Normal eating can be a difficult concept to grasp if you or a loved one are struggling with an eating disorder or a problematic relationship with food. Diet culture often demands that we not listen to our bodies as a guide of how to take care of ourselves. Instead, diet culture calls on us to manipulate our bodies in order to receive love, acceptance, and joy. In doing so, we break trust with ourselves and the bonds between our mind and body. Your body is designed to know what to do with food and works hard everyday to strive for or maintain homeostasis. Now is the time to move away from food rules and rituals designed to change your body and to move towards intuitive, normal eating.

Normal eating is going to the table hungry and eating until you are satisfied. It is being able to choose food you like and eat it and truly get enough of it – not just stop eating because you think you should. Normal eating is being able to give some thought to your food selection so you get nutritious food, but not being so wary and restrictive that you miss out on enjoyable food. Normal eating is giving yourself permission to eat sometimes because you are happy, sad or bored, or just because it feels good.
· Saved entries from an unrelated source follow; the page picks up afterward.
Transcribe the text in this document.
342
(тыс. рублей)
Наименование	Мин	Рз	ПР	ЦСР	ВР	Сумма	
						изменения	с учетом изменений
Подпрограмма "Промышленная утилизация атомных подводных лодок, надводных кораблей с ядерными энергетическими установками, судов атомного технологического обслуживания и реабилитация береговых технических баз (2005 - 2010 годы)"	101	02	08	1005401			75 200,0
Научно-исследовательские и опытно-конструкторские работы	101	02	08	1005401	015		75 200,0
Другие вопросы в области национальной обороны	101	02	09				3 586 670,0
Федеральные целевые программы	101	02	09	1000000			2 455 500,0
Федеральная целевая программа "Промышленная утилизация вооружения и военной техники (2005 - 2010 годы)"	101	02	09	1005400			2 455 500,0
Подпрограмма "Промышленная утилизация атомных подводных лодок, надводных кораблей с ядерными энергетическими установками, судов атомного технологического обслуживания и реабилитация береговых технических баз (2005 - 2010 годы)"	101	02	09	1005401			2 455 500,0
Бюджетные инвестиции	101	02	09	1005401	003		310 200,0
Normal eating is mostly three meals a day, or four or five, or it can be choosing to munch along the way. It is leaving some cookies on the plate because you know you can have some again tomorrow, or it is eating more now because they taste so wonderful. Normal eating is overeating at times, feeling stuffed and uncomfortable. And it can be under eating at times and wishing you had more. Normal eating is trusting your body’s signals. Normal eating takes up some of your time and attention, but keeps its place as only one important area of your life. In short, normal eating is flexible. It varies in response to your hunger, your schedule, your proximity to food and your feelings.” – Ellen Satter*

I wish you all a peaceful relationship with food and your body. You deserve it!